US aviation regulators have cleared several Airbus and Boeing models to operate low-visibility landings at airports where ‘5G’ communications services will become available.

The US FAA’s work means some 45% of the US commercial fleet has been approved for the operations.

Its analysis follows concerns over potential interference from 5G communications services accessing frequency spectrum shared with critical aircraft systems.

Eighty-eight airports likely to affected by 5G interference would have been off-limits to low-visibility landings.

But wireless companies have agreed to establish buffer zones around airports with nearby 5G transmitters, for six months, and hold back deployment until 19 January to give the FAA time to assess data.

Two radio-altimeter products which are fitted to a “wide variety” of Airbus and Boeing jets have been since been cleared, says the regulator.

Among the aircraft types approved are the Airbus A320 family, the A330 and A350, as well as the A310, plus the Boeing 737, 747, 757, 767, MD-10 and MD-11.

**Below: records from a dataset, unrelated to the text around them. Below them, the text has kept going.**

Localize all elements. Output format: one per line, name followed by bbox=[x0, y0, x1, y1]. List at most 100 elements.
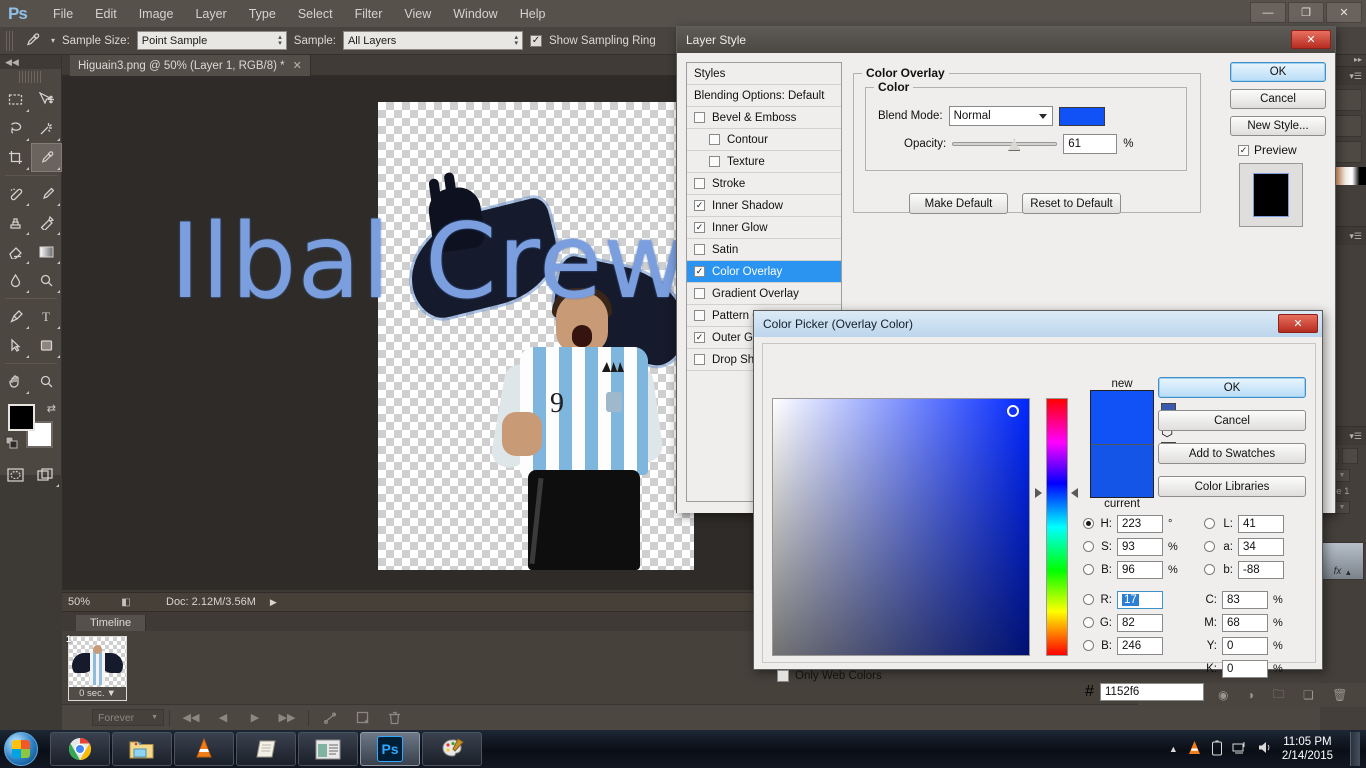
taskbar-explorer-button[interactable] bbox=[112, 732, 172, 766]
eyedropper-icon[interactable] bbox=[20, 30, 44, 52]
brush-icon[interactable] bbox=[31, 179, 62, 208]
preview-checkbox[interactable]: ✓ bbox=[1238, 144, 1249, 156]
filter-type-icon[interactable] bbox=[1342, 448, 1358, 464]
loop-select[interactable]: Forever ▼ bbox=[92, 709, 164, 726]
history-brush-icon[interactable] bbox=[31, 208, 62, 237]
add-to-swatches-button[interactable]: Add to Swatches bbox=[1158, 443, 1306, 464]
styles-item-satin[interactable]: Satin bbox=[687, 239, 841, 261]
styles-item-stroke[interactable]: Stroke bbox=[687, 173, 841, 195]
frame-delay[interactable]: 0 sec. ▼ bbox=[69, 687, 126, 700]
saturation-brightness-field[interactable] bbox=[772, 398, 1030, 656]
taskbar-vlc-button[interactable] bbox=[174, 732, 234, 766]
lasso-icon[interactable] bbox=[0, 114, 31, 143]
lab-l-radio[interactable] bbox=[1204, 518, 1215, 529]
lab-a-radio[interactable] bbox=[1204, 541, 1215, 552]
path-selection-icon[interactable] bbox=[0, 331, 31, 360]
type-icon[interactable]: T bbox=[31, 302, 62, 331]
yellow-input[interactable]: 0 bbox=[1222, 636, 1268, 655]
ok-button[interactable]: OK bbox=[1230, 62, 1326, 82]
close-icon[interactable]: ✕ bbox=[1291, 30, 1331, 49]
select-next-frame-button[interactable]: ▶▶ bbox=[271, 708, 303, 728]
styles-item-gradient-overlay[interactable]: Gradient Overlay bbox=[687, 283, 841, 305]
sample-size-select[interactable]: Point Sample ▴ ▾ bbox=[136, 31, 287, 50]
lab-l-input[interactable]: 41 bbox=[1238, 514, 1284, 533]
select-first-frame-button[interactable]: ◀◀ bbox=[175, 708, 207, 728]
color-libraries-button[interactable]: Color Libraries bbox=[1158, 476, 1306, 497]
artboard[interactable]: 9 bbox=[378, 102, 696, 570]
menu-window[interactable]: Window bbox=[442, 4, 508, 24]
ok-button[interactable]: OK bbox=[1158, 377, 1306, 398]
style-checkbox[interactable] bbox=[709, 134, 720, 145]
show-hidden-icons-icon[interactable]: ▲ bbox=[1169, 744, 1178, 754]
color-selection-ring-icon[interactable] bbox=[1007, 405, 1019, 417]
clone-stamp-icon[interactable] bbox=[0, 208, 31, 237]
menu-image[interactable]: Image bbox=[128, 4, 185, 24]
close-document-icon[interactable]: ✕ bbox=[293, 59, 302, 72]
layer-style-title-bar[interactable]: Layer Style ✕ bbox=[677, 27, 1335, 53]
opacity-slider[interactable] bbox=[952, 135, 1058, 153]
styles-item-color-overlay[interactable]: ✓ Color Overlay bbox=[687, 261, 841, 283]
chevron-down-icon[interactable]: ▼ bbox=[1334, 469, 1351, 482]
volume-icon[interactable] bbox=[1257, 740, 1273, 758]
default-colors-icon[interactable] bbox=[5, 436, 19, 455]
minimize-button[interactable]: — bbox=[1250, 2, 1286, 23]
taskbar-window-button[interactable] bbox=[298, 732, 358, 766]
quick-mask-icon[interactable] bbox=[0, 460, 31, 489]
styles-item-contour[interactable]: Contour bbox=[687, 129, 841, 151]
chevron-down-icon[interactable]: ▼ bbox=[1334, 501, 1351, 514]
lab-b-radio[interactable] bbox=[1204, 564, 1215, 575]
timeline-frame[interactable]: 1 0 sec. ▼ bbox=[66, 634, 127, 701]
brightness-radio[interactable] bbox=[1083, 564, 1094, 575]
green-input[interactable]: 82 bbox=[1117, 613, 1163, 632]
styles-item-inner-glow[interactable]: ✓ Inner Glow bbox=[687, 217, 841, 239]
hue-slider[interactable] bbox=[1046, 398, 1068, 656]
cancel-button[interactable]: Cancel bbox=[1230, 89, 1326, 109]
menu-view[interactable]: View bbox=[393, 4, 442, 24]
collapse-toolbar-button[interactable]: ◀◀ bbox=[0, 55, 61, 69]
dodge-icon[interactable] bbox=[31, 266, 62, 295]
saturation-input[interactable]: 93 bbox=[1117, 537, 1163, 556]
lab-a-input[interactable]: 34 bbox=[1238, 537, 1284, 556]
overlay-color-swatch[interactable] bbox=[1058, 106, 1105, 126]
magenta-input[interactable]: 68 bbox=[1222, 613, 1268, 632]
menu-file[interactable]: File bbox=[42, 4, 84, 24]
eraser-icon[interactable] bbox=[0, 237, 31, 266]
style-checkbox[interactable]: ✓ bbox=[694, 266, 705, 277]
move-icon[interactable] bbox=[31, 85, 62, 114]
menu-help[interactable]: Help bbox=[509, 4, 557, 24]
network-icon[interactable] bbox=[1232, 740, 1248, 758]
show-desktop-button[interactable] bbox=[1350, 732, 1360, 766]
magic-wand-icon[interactable] bbox=[31, 114, 62, 143]
opacity-input[interactable]: 61 bbox=[1063, 134, 1118, 154]
styles-item-styles[interactable]: Styles bbox=[687, 63, 841, 85]
style-checkbox[interactable]: ✓ bbox=[694, 332, 705, 343]
current-color-swatch[interactable] bbox=[1090, 444, 1154, 498]
blue-input[interactable]: 246 bbox=[1117, 636, 1163, 655]
rectangular-marquee-icon[interactable] bbox=[0, 85, 31, 114]
hue-radio[interactable] bbox=[1083, 518, 1094, 529]
hex-input[interactable]: 1152f6 bbox=[1100, 683, 1204, 701]
style-checkbox[interactable]: ✓ bbox=[694, 200, 705, 211]
status-menu-arrow-icon[interactable]: ▶ bbox=[256, 597, 277, 608]
layer-row[interactable]: fx ▲ bbox=[1322, 542, 1364, 580]
options-bar-grip[interactable] bbox=[6, 30, 13, 51]
style-checkbox[interactable] bbox=[694, 288, 705, 299]
menu-layer[interactable]: Layer bbox=[184, 4, 237, 24]
close-button[interactable]: ✕ bbox=[1326, 2, 1362, 23]
red-input[interactable]: 17 bbox=[1117, 590, 1163, 609]
green-radio[interactable] bbox=[1083, 617, 1094, 628]
reset-to-default-button[interactable]: Reset to Default bbox=[1022, 193, 1121, 214]
duplicate-frame-icon[interactable] bbox=[346, 708, 378, 728]
style-checkbox[interactable] bbox=[694, 112, 705, 123]
styles-item-texture[interactable]: Texture bbox=[687, 151, 841, 173]
taskbar-notepad-button[interactable] bbox=[236, 732, 296, 766]
swap-colors-icon[interactable]: ⇄ bbox=[47, 402, 56, 415]
clock[interactable]: 11:05 PM 2/14/2015 bbox=[1282, 735, 1341, 763]
menu-filter[interactable]: Filter bbox=[344, 4, 394, 24]
color-picker-title-bar[interactable]: Color Picker (Overlay Color) ✕ bbox=[754, 311, 1322, 337]
healing-brush-icon[interactable] bbox=[0, 179, 31, 208]
menu-type[interactable]: Type bbox=[238, 4, 287, 24]
style-checkbox[interactable]: ✓ bbox=[694, 222, 705, 233]
tween-icon[interactable] bbox=[314, 708, 346, 728]
hand-icon[interactable] bbox=[0, 367, 31, 396]
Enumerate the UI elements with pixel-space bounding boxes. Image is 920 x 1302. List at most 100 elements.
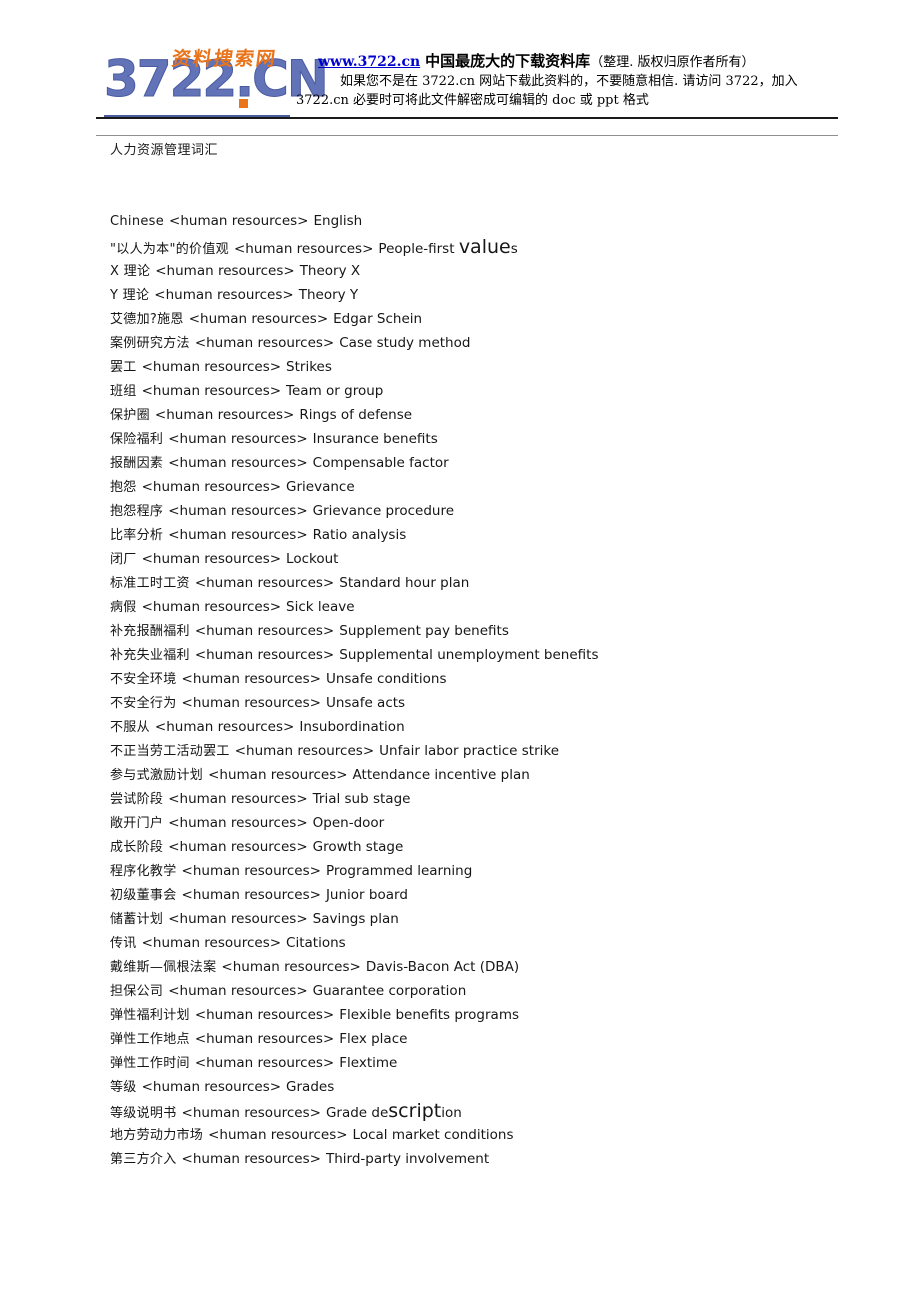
glossary-term-chinese: Chinese: [110, 214, 165, 229]
glossary-term-english: Local market conditions: [352, 1127, 514, 1143]
glossary-entry: "以人为本"的价值观 <human resources> People-first …: [110, 235, 870, 259]
glossary-entry: 保护圈 <human resources> Rings of defense: [110, 403, 870, 427]
glossary-term-english: Theory Y: [298, 287, 359, 303]
glossary-term-english: Theory X: [299, 263, 361, 279]
glossary-term-chinese: 保险福利: [110, 432, 164, 447]
glossary-term-chinese: 等级说明书: [110, 1106, 177, 1121]
glossary-term-chinese: 弹性工作地点: [110, 1032, 190, 1047]
glossary-term-chinese: 初级董事会: [110, 888, 177, 903]
glossary-term-english: Unsafe acts: [325, 695, 406, 711]
glossary-separator-tag: <human resources>: [194, 575, 335, 591]
glossary-entry: 储蓄计划 <human resources> Savings plan: [110, 907, 870, 931]
glossary-entry: 不正当劳工活动罢工 <human resources> Unfair labor p…: [110, 739, 870, 763]
glossary-term-english: Edgar Schein: [333, 311, 423, 327]
glossary-term-english: Sick leave: [286, 599, 355, 615]
glossary-separator-tag: <human resources>: [208, 1127, 348, 1143]
glossary-term-chinese: 补充失业福利: [110, 648, 190, 663]
glossary-term-chinese: 抱怨程序: [110, 504, 164, 519]
glossary-term-chinese: 不安全行为: [110, 696, 177, 711]
glossary-term-chinese: "以人为本"的价值观: [110, 242, 229, 257]
glossary-term-english: Unsafe conditions: [325, 671, 447, 687]
glossary-term-english: English: [313, 213, 363, 229]
header-divider-thin: [96, 135, 838, 136]
glossary-term-chinese: 班组: [110, 384, 137, 399]
glossary-entry: 戴维斯—佩根法案 <human resources> Davis-Bacon Act…: [110, 955, 870, 979]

This clearance, says the FAA, will enable 48 of the 88 affected airports to offer their runways. “[We] expect to issue more approvals in the coming days,” it adds.

Boeing 787-c-Boeing

Source: Boeing

Operators of 787s have been cautioned that 5G interference could affect landing performance

But the FAA adds that flights at some airports “may still be affected”. It says it is working to understand how radar-altimeter data is used by other flight-control systems in aircraft.

Boeing 787 operators, it states, will need to take “additional precautions” when landing on wet runways at affected airports.

The FAA says anomalies on all three 787 variants – which could affect the flight director, autothrottle, thrust-reversers, configuration warning system, or collision-avoidance systems – “may not be evident” until the aircraft is at low altitude on approach.

If interference prevents transition from ‘air’ to ‘ground’ mode on the type, such systems as speedbrake and reverse-thrust could malfunction and leave braking as the only option to decelerate.

“The presence of [5G] interference can result in degraded deceleration performance, increased landing distance, and runway excursion,” the FAA warns.

It adds that it is analysing data for other Boeing aircraft types to establish whether they might be similarly affected.

“Passengers should check with their airlines if [adverse] weather is forecast at a destination where 5G interference is possible,” the regulator advises.